Speaker

Salomé Paul

Title:

Tragedy and Postcolonialism in the North of Ireland: Tom Paulin’s The Riot Act

Bio

Dr. Salomé Paul is a Teaching Fellow in the School of English, Drama, and Film at UCD and the GSA. Her research focuses on contemporary adaptations of Greek tragedies to challenge systems of oppression. She has published two monographs, one based on her PhD thesis jointly prepared at Sorbonne University and UCD (Avatars contemporains du tragique grec sur les scènes françaises et irlandaises) and another one based on her IRC postdoctoral research, entitled Marina Carr and Greek Tragedy: Feminist Myths of Monstrosity and released in 2024. She also co-edited with Clara Mallon the edited collection Working-Class Women in Irish Literature and Theatre: Emerging from Silence, which is going to be published in 2025. Her current research focuses on postcolonial versions, adaptations, and appropriations of Greek tragedies.

Abstract

The Riot Act is a version of Sophocles’ Antigone written by Tom Paulin and produced by the Field Day Theatre Company in 1984 at the Guildhall in Derry. This version of a Greek tragedy reframes the tragic conflict opposing Antigone to Creon through the lens of the opposition between nationalism and unionism to question and challenge British imperialism in the north of Ireland. Yet, this intention underlines a drastic transformation of Greek tragedy’s initial and historical purpose.

During the 5th century BCE, tragedy was a democratic institution in Athens. In this regard, it offered a dramatic justification and endorsement of Athenian imperialism over the Hellenistic world. Such a purpose has been central to the modern appropriation of classical tragedy by modern colonising countries to assert their supremacy over colonised peoples through culture. In this broad colonial context, Ireland, however, stands aside as classical culture has not been imported by British imperialism but is indigenous to the island. As such, not only have the classics been used to support a nationalist agenda in Ireland but also to assert the supremacy of Irish culture, as conceived by W.

B. Yeats, who offered versions of the first two plays of Sophocles’ Theban Cycle: Oedipus the King (1926) and Oedipus at Colonus (1927), both produced at the Abbey Theatre.

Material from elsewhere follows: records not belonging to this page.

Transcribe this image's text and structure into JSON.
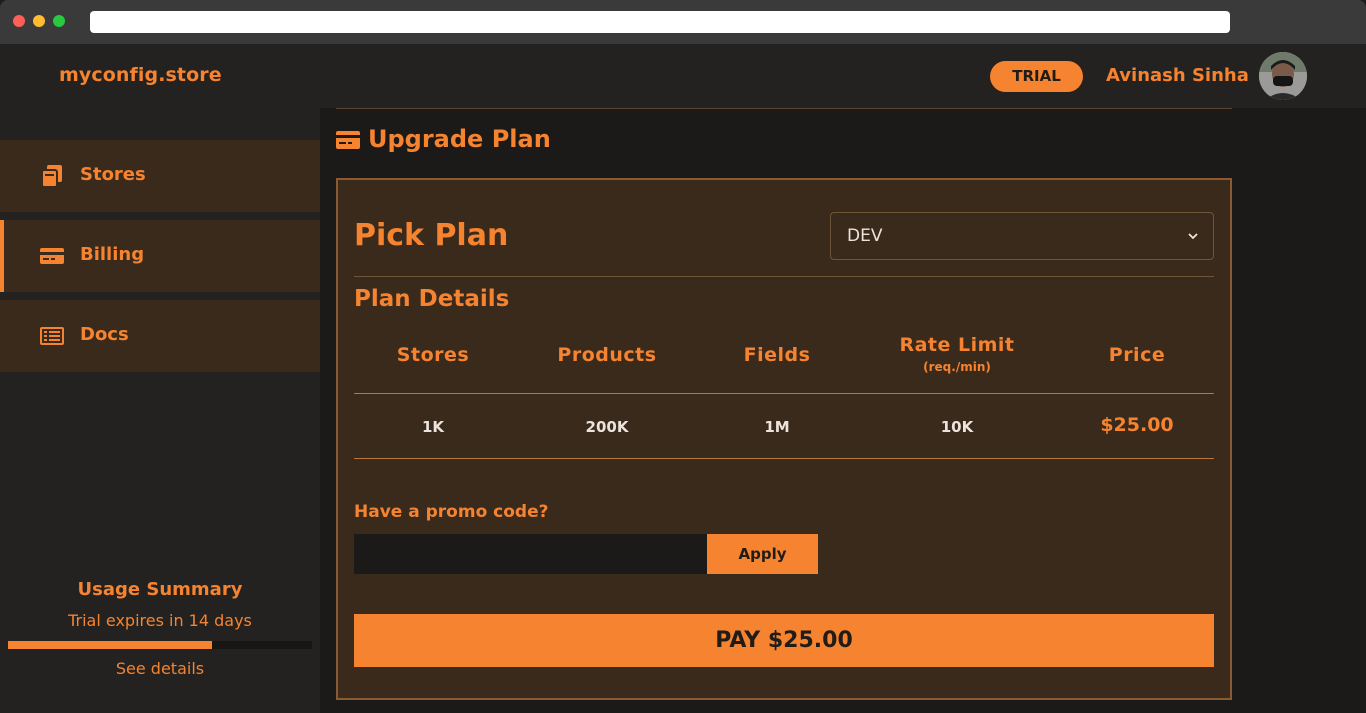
{
  "header": {
    "brand": "myconfig.store",
    "badge": "TRIAL",
    "user_name": "Avinash Sinha"
  },
  "sidebar": {
    "items": [
      {
        "label": "Stores",
        "icon": "copy-icon",
        "active": false
      },
      {
        "label": "Billing",
        "icon": "credit-card-icon",
        "active": true
      },
      {
        "label": "Docs",
        "icon": "list-alt-icon",
        "active": false
      }
    ],
    "usage": {
      "title": "Usage Summary",
      "subtitle": "Trial expires in 14 days",
      "progress_percent": 67,
      "link": "See details"
    }
  },
  "main": {
    "title": "Upgrade Plan",
    "title_icon": "credit-card-icon",
    "pick_plan_label": "Pick Plan",
    "selected_plan": "DEV",
    "plan_details_label": "Plan Details",
    "table": {
      "headers": [
        "Stores",
        "Products",
        "Fields",
        "Rate Limit",
        "Price"
      ],
      "header_sub": {
        "Rate Limit": "(req./min)"
      },
      "row": [
        "1K",
        "200K",
        "1M",
        "10K",
        "$25.00"
      ]
    },
    "promo": {
      "label": "Have a promo code?",
      "value": "",
      "placeholder": "",
      "apply_label": "Apply"
    },
    "pay_label": "PAY $25.00"
  },
  "colors": {
    "accent": "#f5832f",
    "panel": "#3a2a1c",
    "background": "#1b1a18"
  }
}
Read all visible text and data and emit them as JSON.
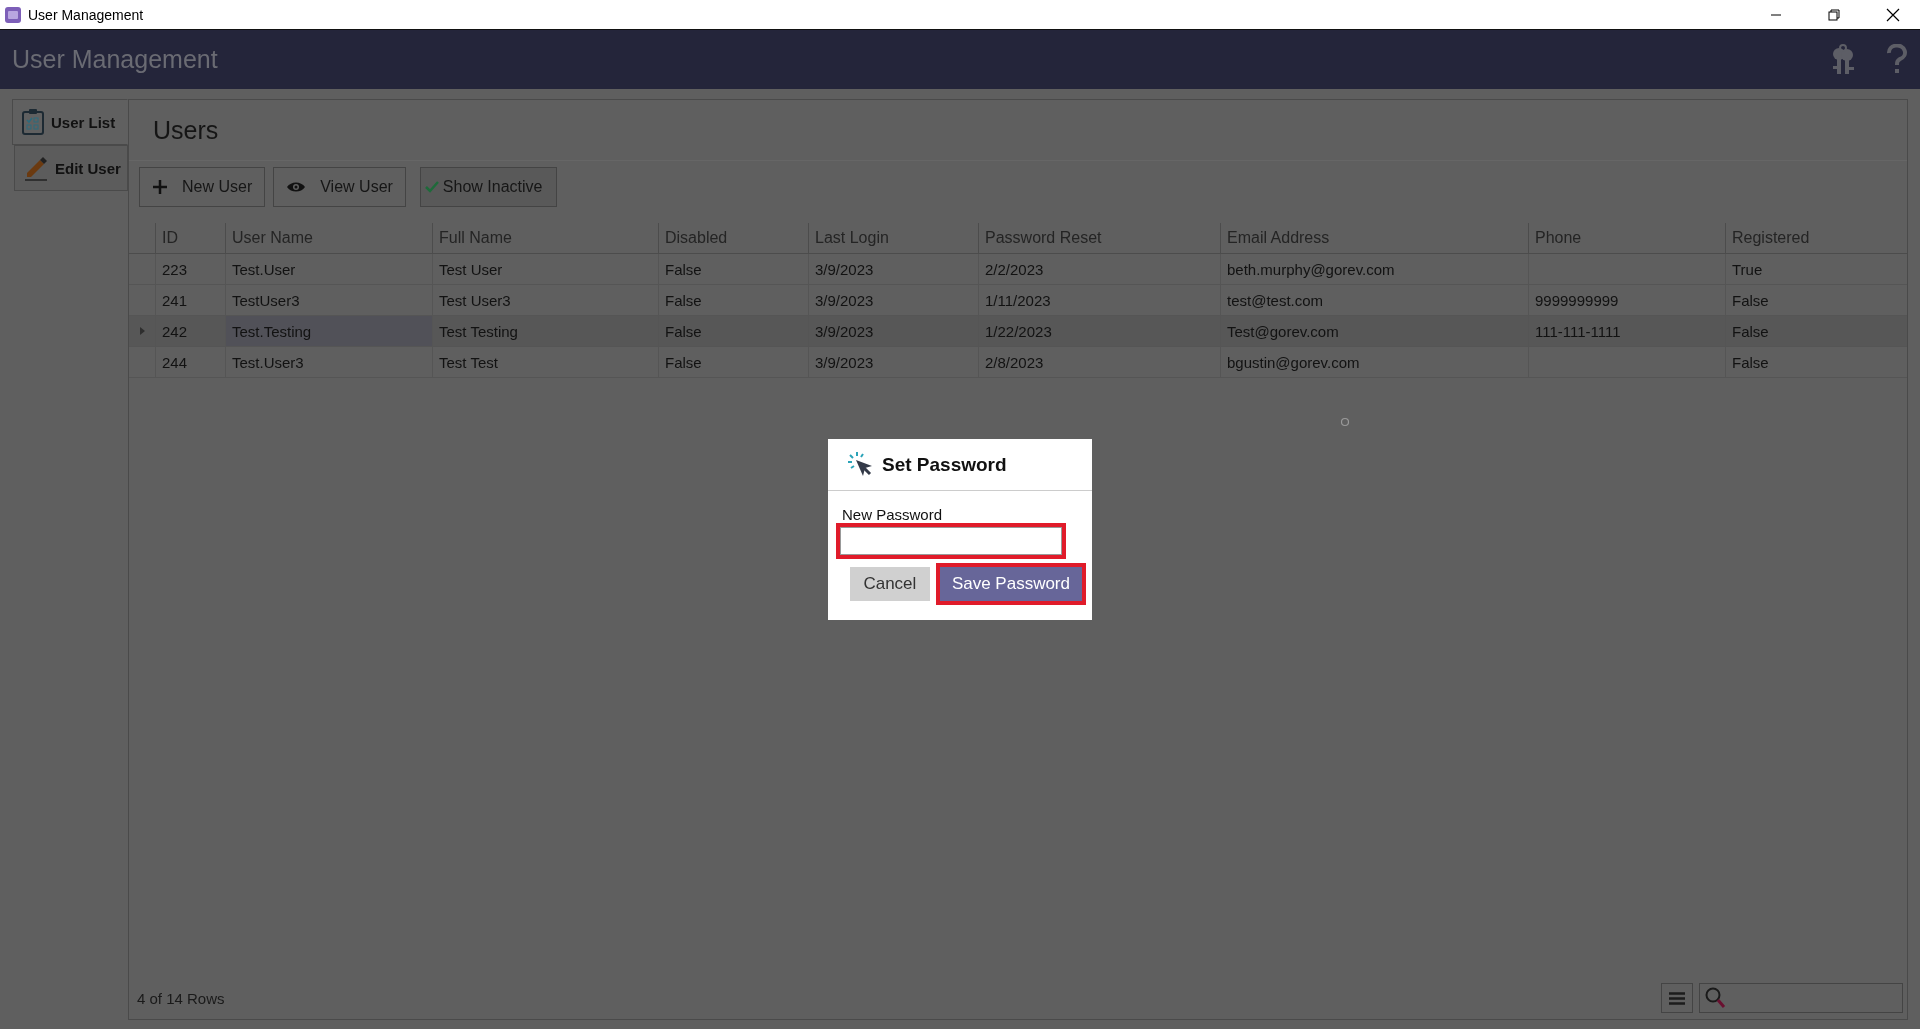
{
  "window": {
    "title": "User Management"
  },
  "header": {
    "title": "User Management"
  },
  "tabs": [
    {
      "label": "User List",
      "selected": true
    },
    {
      "label": "Edit User",
      "selected": false
    }
  ],
  "panel": {
    "title": "Users"
  },
  "toolbar": [
    {
      "label": "New User",
      "kind": "button"
    },
    {
      "label": "View User",
      "kind": "button"
    },
    {
      "label": "Show Inactive",
      "kind": "toggle",
      "checked": true
    }
  ],
  "table": {
    "columns": [
      "ID",
      "User Name",
      "Full Name",
      "Disabled",
      "Last Login",
      "Password Reset",
      "Email Address",
      "Phone",
      "Registered"
    ],
    "rows": [
      {
        "selected": false,
        "cells": [
          "223",
          "Test.User",
          "Test User",
          "False",
          "3/9/2023",
          "2/2/2023",
          "beth.murphy@gorev.com",
          "",
          "True"
        ]
      },
      {
        "selected": false,
        "cells": [
          "241",
          "TestUser3",
          "Test User3",
          "False",
          "3/9/2023",
          "1/11/2023",
          "test@test.com",
          "9999999999",
          "False"
        ]
      },
      {
        "selected": true,
        "cells": [
          "242",
          "Test.Testing",
          "Test Testing",
          "False",
          "3/9/2023",
          "1/22/2023",
          "Test@gorev.com",
          "111-111-1111",
          "False"
        ]
      },
      {
        "selected": false,
        "cells": [
          "244",
          "Test.User3",
          "Test Test",
          "False",
          "3/9/2023",
          "2/8/2023",
          "bgustin@gorev.com",
          "",
          "False"
        ]
      }
    ]
  },
  "status_bar": {
    "row_count": "4 of 14 Rows"
  },
  "dialog": {
    "title": "Set Password",
    "field": {
      "label": "New Password",
      "highlighted": true
    },
    "buttons": [
      {
        "label": "Cancel",
        "kind": "secondary",
        "highlighted": false
      },
      {
        "label": "Save Password",
        "kind": "primary",
        "highlighted": true
      }
    ]
  }
}
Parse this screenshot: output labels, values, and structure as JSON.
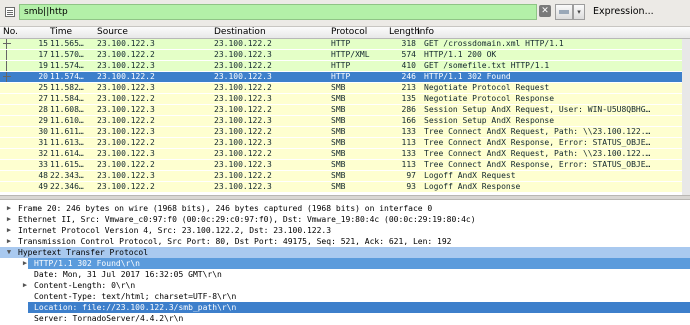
{
  "filter": {
    "value": "smb||http",
    "clear_glyph": "✕",
    "dropdown_glyph": "▾",
    "expression_label": "Expression...",
    "input_color": "#b3f0a8"
  },
  "packet_list": {
    "columns": [
      "No.",
      "Time",
      "Source",
      "Destination",
      "Protocol",
      "Length",
      "Info"
    ],
    "rows": [
      {
        "no": "15",
        "time": "11.565…",
        "src": "23.100.122.3",
        "dst": "23.100.122.2",
        "proto": "HTTP",
        "len": "318",
        "info": "GET /crossdomain.xml HTTP/1.1",
        "bg": "#e4ffc7",
        "selected": false
      },
      {
        "no": "17",
        "time": "11.570…",
        "src": "23.100.122.2",
        "dst": "23.100.122.3",
        "proto": "HTTP/XML",
        "len": "574",
        "info": "HTTP/1.1 200 OK",
        "bg": "#e4ffc7",
        "selected": false
      },
      {
        "no": "19",
        "time": "11.574…",
        "src": "23.100.122.3",
        "dst": "23.100.122.2",
        "proto": "HTTP",
        "len": "410",
        "info": "GET /somefile.txt HTTP/1.1",
        "bg": "#e4ffc7",
        "selected": false
      },
      {
        "no": "20",
        "time": "11.574…",
        "src": "23.100.122.2",
        "dst": "23.100.122.3",
        "proto": "HTTP",
        "len": "246",
        "info": "HTTP/1.1 302 Found",
        "bg": "#3d7fcb",
        "selected": true
      },
      {
        "no": "25",
        "time": "11.582…",
        "src": "23.100.122.3",
        "dst": "23.100.122.2",
        "proto": "SMB",
        "len": "213",
        "info": "Negotiate Protocol Request",
        "bg": "#feffd0",
        "selected": false
      },
      {
        "no": "27",
        "time": "11.584…",
        "src": "23.100.122.2",
        "dst": "23.100.122.3",
        "proto": "SMB",
        "len": "135",
        "info": "Negotiate Protocol Response",
        "bg": "#feffd0",
        "selected": false
      },
      {
        "no": "28",
        "time": "11.608…",
        "src": "23.100.122.3",
        "dst": "23.100.122.2",
        "proto": "SMB",
        "len": "286",
        "info": "Session Setup AndX Request, User: WIN-U5U8QBHG…",
        "bg": "#feffd0",
        "selected": false
      },
      {
        "no": "29",
        "time": "11.610…",
        "src": "23.100.122.2",
        "dst": "23.100.122.3",
        "proto": "SMB",
        "len": "166",
        "info": "Session Setup AndX Response",
        "bg": "#feffd0",
        "selected": false
      },
      {
        "no": "30",
        "time": "11.611…",
        "src": "23.100.122.3",
        "dst": "23.100.122.2",
        "proto": "SMB",
        "len": "133",
        "info": "Tree Connect AndX Request, Path: \\\\23.100.122.…",
        "bg": "#feffd0",
        "selected": false
      },
      {
        "no": "31",
        "time": "11.613…",
        "src": "23.100.122.2",
        "dst": "23.100.122.3",
        "proto": "SMB",
        "len": "113",
        "info": "Tree Connect AndX Response, Error: STATUS_OBJE…",
        "bg": "#feffd0",
        "selected": false
      },
      {
        "no": "32",
        "time": "11.614…",
        "src": "23.100.122.3",
        "dst": "23.100.122.2",
        "proto": "SMB",
        "len": "133",
        "info": "Tree Connect AndX Request, Path: \\\\23.100.122.…",
        "bg": "#feffd0",
        "selected": false
      },
      {
        "no": "33",
        "time": "11.615…",
        "src": "23.100.122.2",
        "dst": "23.100.122.3",
        "proto": "SMB",
        "len": "113",
        "info": "Tree Connect AndX Response, Error: STATUS_OBJE…",
        "bg": "#feffd0",
        "selected": false
      },
      {
        "no": "48",
        "time": "22.343…",
        "src": "23.100.122.3",
        "dst": "23.100.122.2",
        "proto": "SMB",
        "len": "97",
        "info": "Logoff AndX Request",
        "bg": "#feffd0",
        "selected": false
      },
      {
        "no": "49",
        "time": "22.346…",
        "src": "23.100.122.2",
        "dst": "23.100.122.3",
        "proto": "SMB",
        "len": "93",
        "info": "Logoff AndX Response",
        "bg": "#feffd0",
        "selected": false
      }
    ]
  },
  "detail": {
    "rows": [
      {
        "level": 0,
        "arrow": "▶",
        "text": "Frame 20: 246 bytes on wire (1968 bits), 246 bytes captured (1968 bits) on interface 0",
        "highlight": ""
      },
      {
        "level": 0,
        "arrow": "▶",
        "text": "Ethernet II, Src: Vmware_c0:97:f0 (00:0c:29:c0:97:f0), Dst: Vmware_19:80:4c (00:0c:29:19:80:4c)",
        "highlight": ""
      },
      {
        "level": 0,
        "arrow": "▶",
        "text": "Internet Protocol Version 4, Src: 23.100.122.2, Dst: 23.100.122.3",
        "highlight": ""
      },
      {
        "level": 0,
        "arrow": "▶",
        "text": "Transmission Control Protocol, Src Port: 80, Dst Port: 49175, Seq: 521, Ack: 621, Len: 192",
        "highlight": ""
      },
      {
        "level": 0,
        "arrow": "▼",
        "text": "Hypertext Transfer Protocol",
        "highlight": "#a9c9ef"
      },
      {
        "level": 1,
        "arrow": "▶",
        "text": "HTTP/1.1 302 Found\\r\\n",
        "highlight": "#5b9bdc"
      },
      {
        "level": 1,
        "arrow": "",
        "text": "Date: Mon, 31 Jul 2017 16:32:05 GMT\\r\\n",
        "highlight": ""
      },
      {
        "level": 1,
        "arrow": "▶",
        "text": "Content-Length: 0\\r\\n",
        "highlight": ""
      },
      {
        "level": 1,
        "arrow": "",
        "text": "Content-Type: text/html; charset=UTF-8\\r\\n",
        "highlight": ""
      },
      {
        "level": 1,
        "arrow": "",
        "text": "Location: file://23.100.122.3/smb_path\\r\\n",
        "highlight": "#3d7fcb"
      },
      {
        "level": 1,
        "arrow": "",
        "text": "Server: TornadoServer/4.4.2\\r\\n",
        "highlight": ""
      }
    ]
  }
}
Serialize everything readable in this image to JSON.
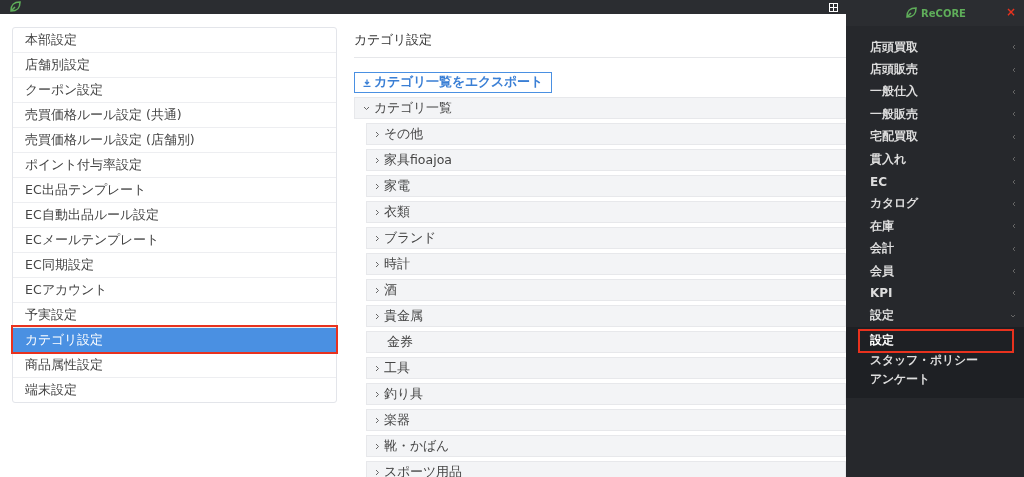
{
  "settings_menu": [
    {
      "label": "本部設定",
      "selected": false,
      "highlighted": false
    },
    {
      "label": "店舗別設定",
      "selected": false,
      "highlighted": false
    },
    {
      "label": "クーポン設定",
      "selected": false,
      "highlighted": false
    },
    {
      "label": "売買価格ルール設定 (共通)",
      "selected": false,
      "highlighted": false
    },
    {
      "label": "売買価格ルール設定 (店舗別)",
      "selected": false,
      "highlighted": false
    },
    {
      "label": "ポイント付与率設定",
      "selected": false,
      "highlighted": false
    },
    {
      "label": "EC出品テンプレート",
      "selected": false,
      "highlighted": false
    },
    {
      "label": "EC自動出品ルール設定",
      "selected": false,
      "highlighted": false
    },
    {
      "label": "ECメールテンプレート",
      "selected": false,
      "highlighted": false
    },
    {
      "label": "EC同期設定",
      "selected": false,
      "highlighted": false
    },
    {
      "label": "ECアカウント",
      "selected": false,
      "highlighted": false
    },
    {
      "label": "予実設定",
      "selected": false,
      "highlighted": false
    },
    {
      "label": "カテゴリ設定",
      "selected": true,
      "highlighted": true
    },
    {
      "label": "商品属性設定",
      "selected": false,
      "highlighted": false
    },
    {
      "label": "端末設定",
      "selected": false,
      "highlighted": false
    }
  ],
  "page_title": "カテゴリ設定",
  "export_button": "カテゴリ一覧をエクスポート",
  "category_tree": {
    "label": "カテゴリ一覧",
    "expanded": true,
    "children": [
      {
        "label": "その他",
        "expandable": true
      },
      {
        "label": "家具fioajoa",
        "expandable": true
      },
      {
        "label": "家電",
        "expandable": true
      },
      {
        "label": "衣類",
        "expandable": true
      },
      {
        "label": "ブランド",
        "expandable": true
      },
      {
        "label": "時計",
        "expandable": true
      },
      {
        "label": "酒",
        "expandable": true
      },
      {
        "label": "貴金属",
        "expandable": true
      },
      {
        "label": "金券",
        "expandable": false
      },
      {
        "label": "工具",
        "expandable": true
      },
      {
        "label": "釣り具",
        "expandable": true
      },
      {
        "label": "楽器",
        "expandable": true
      },
      {
        "label": "靴・かばん",
        "expandable": true
      },
      {
        "label": "スポーツ用品",
        "expandable": true
      }
    ]
  },
  "drawer": {
    "brand": "ReCORE",
    "close": "×",
    "items": [
      {
        "label": "店頭買取",
        "expanded": false
      },
      {
        "label": "店頭販売",
        "expanded": false
      },
      {
        "label": "一般仕入",
        "expanded": false
      },
      {
        "label": "一般販売",
        "expanded": false
      },
      {
        "label": "宅配買取",
        "expanded": false
      },
      {
        "label": "貫入れ",
        "expanded": false
      },
      {
        "label": "EC",
        "expanded": false
      },
      {
        "label": "カタログ",
        "expanded": false
      },
      {
        "label": "在庫",
        "expanded": false
      },
      {
        "label": "会計",
        "expanded": false
      },
      {
        "label": "会員",
        "expanded": false
      },
      {
        "label": "KPI",
        "expanded": false
      },
      {
        "label": "設定",
        "expanded": true,
        "children": [
          {
            "label": "設定",
            "selected": true,
            "highlighted": true
          },
          {
            "label": "スタッフ・ポリシー",
            "selected": false,
            "highlighted": false
          },
          {
            "label": "アンケート",
            "selected": false,
            "highlighted": false
          }
        ]
      }
    ]
  }
}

Paulin’s The Riot Act, however, departs from that tradition. His version borrows elements from Jean Anouilh’s Antigone (1944), an adaptation conceived and produced during the Nazi occupation of France, and Athol Fugard, John Kani, and Winston Ntshona’s The Island (1973), a South African appropriation conceived and produced during the Apartheid era. In doing so, Paulin restructures tragedy and turns this ancient genre into a postcolonial art calling for the end of British imperialism in the north of Ireland.